Il faut aussi souligner l'indépendance de ton de Sweeney. Son cinéma ne cherche pas à flatter le spectateur, pas plus qu'il ne cherche à se légitimer par une gravité appuyée. Il accepte d'être mordant, inconfortable, parfois franchement désagréable. Mais cette désagréabilité travaille pour quelque chose. Elle décape les automatismes de sympathie, elle empêche de ranger trop vite les personnages dans des catégories morales stables. On en sort rarement apaisé, souvent stimulé.
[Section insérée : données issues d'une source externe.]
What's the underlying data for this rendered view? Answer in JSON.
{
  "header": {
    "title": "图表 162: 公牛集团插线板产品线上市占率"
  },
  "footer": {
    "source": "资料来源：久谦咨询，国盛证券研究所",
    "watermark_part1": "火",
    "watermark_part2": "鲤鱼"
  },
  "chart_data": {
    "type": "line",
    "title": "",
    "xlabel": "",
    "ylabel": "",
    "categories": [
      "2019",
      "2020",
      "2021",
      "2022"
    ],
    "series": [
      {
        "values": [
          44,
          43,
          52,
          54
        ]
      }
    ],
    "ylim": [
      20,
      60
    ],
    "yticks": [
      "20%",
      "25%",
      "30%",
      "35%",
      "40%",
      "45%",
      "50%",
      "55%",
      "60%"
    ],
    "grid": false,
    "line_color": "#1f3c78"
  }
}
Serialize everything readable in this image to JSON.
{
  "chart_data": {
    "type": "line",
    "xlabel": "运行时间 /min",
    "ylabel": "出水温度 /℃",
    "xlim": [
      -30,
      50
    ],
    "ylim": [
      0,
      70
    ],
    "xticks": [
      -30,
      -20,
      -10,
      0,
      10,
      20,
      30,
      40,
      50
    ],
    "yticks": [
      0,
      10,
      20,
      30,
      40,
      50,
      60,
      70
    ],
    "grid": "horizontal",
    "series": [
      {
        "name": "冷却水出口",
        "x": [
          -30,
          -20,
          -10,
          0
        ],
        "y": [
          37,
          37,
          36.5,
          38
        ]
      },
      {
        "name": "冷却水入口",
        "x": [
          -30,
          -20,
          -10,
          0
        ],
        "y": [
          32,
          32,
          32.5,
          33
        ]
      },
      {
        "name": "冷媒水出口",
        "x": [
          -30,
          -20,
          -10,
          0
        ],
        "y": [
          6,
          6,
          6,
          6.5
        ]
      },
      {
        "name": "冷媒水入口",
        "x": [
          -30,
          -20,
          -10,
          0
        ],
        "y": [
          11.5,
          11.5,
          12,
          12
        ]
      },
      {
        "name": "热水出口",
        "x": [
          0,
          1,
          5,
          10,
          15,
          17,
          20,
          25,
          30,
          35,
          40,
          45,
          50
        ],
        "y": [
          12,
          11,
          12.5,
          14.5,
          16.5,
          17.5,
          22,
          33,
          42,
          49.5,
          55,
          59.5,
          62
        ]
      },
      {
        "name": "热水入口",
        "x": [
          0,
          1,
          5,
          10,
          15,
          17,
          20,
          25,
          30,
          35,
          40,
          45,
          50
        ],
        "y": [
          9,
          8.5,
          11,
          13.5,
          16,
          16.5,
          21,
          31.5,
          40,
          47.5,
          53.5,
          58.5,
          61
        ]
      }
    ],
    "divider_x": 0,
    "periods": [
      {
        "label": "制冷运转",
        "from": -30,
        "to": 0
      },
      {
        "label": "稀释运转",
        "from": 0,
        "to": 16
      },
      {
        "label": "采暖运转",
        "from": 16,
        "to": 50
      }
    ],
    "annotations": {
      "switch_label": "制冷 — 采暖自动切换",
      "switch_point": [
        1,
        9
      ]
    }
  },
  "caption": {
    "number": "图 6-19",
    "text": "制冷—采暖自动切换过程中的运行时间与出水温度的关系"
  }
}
Bruce Sweeney demeure ainsi une figure essentielle de l'indépendance canadienne la plus nerveuse. Son œuvre ausculte le moment où l'intime cesse d'être refuge pour devenir terrain de guerre feutrée. Peu de cinéastes savent faire sentir avec autant de sécheresse et de précision que la catastrophe émotionnelle n'a pas besoin d'effets tonitruants. Il suffit parfois d'un salon bien éclairé, d'un verre de trop et d'une phrase de travers pour que tout un monde commence à pourrir.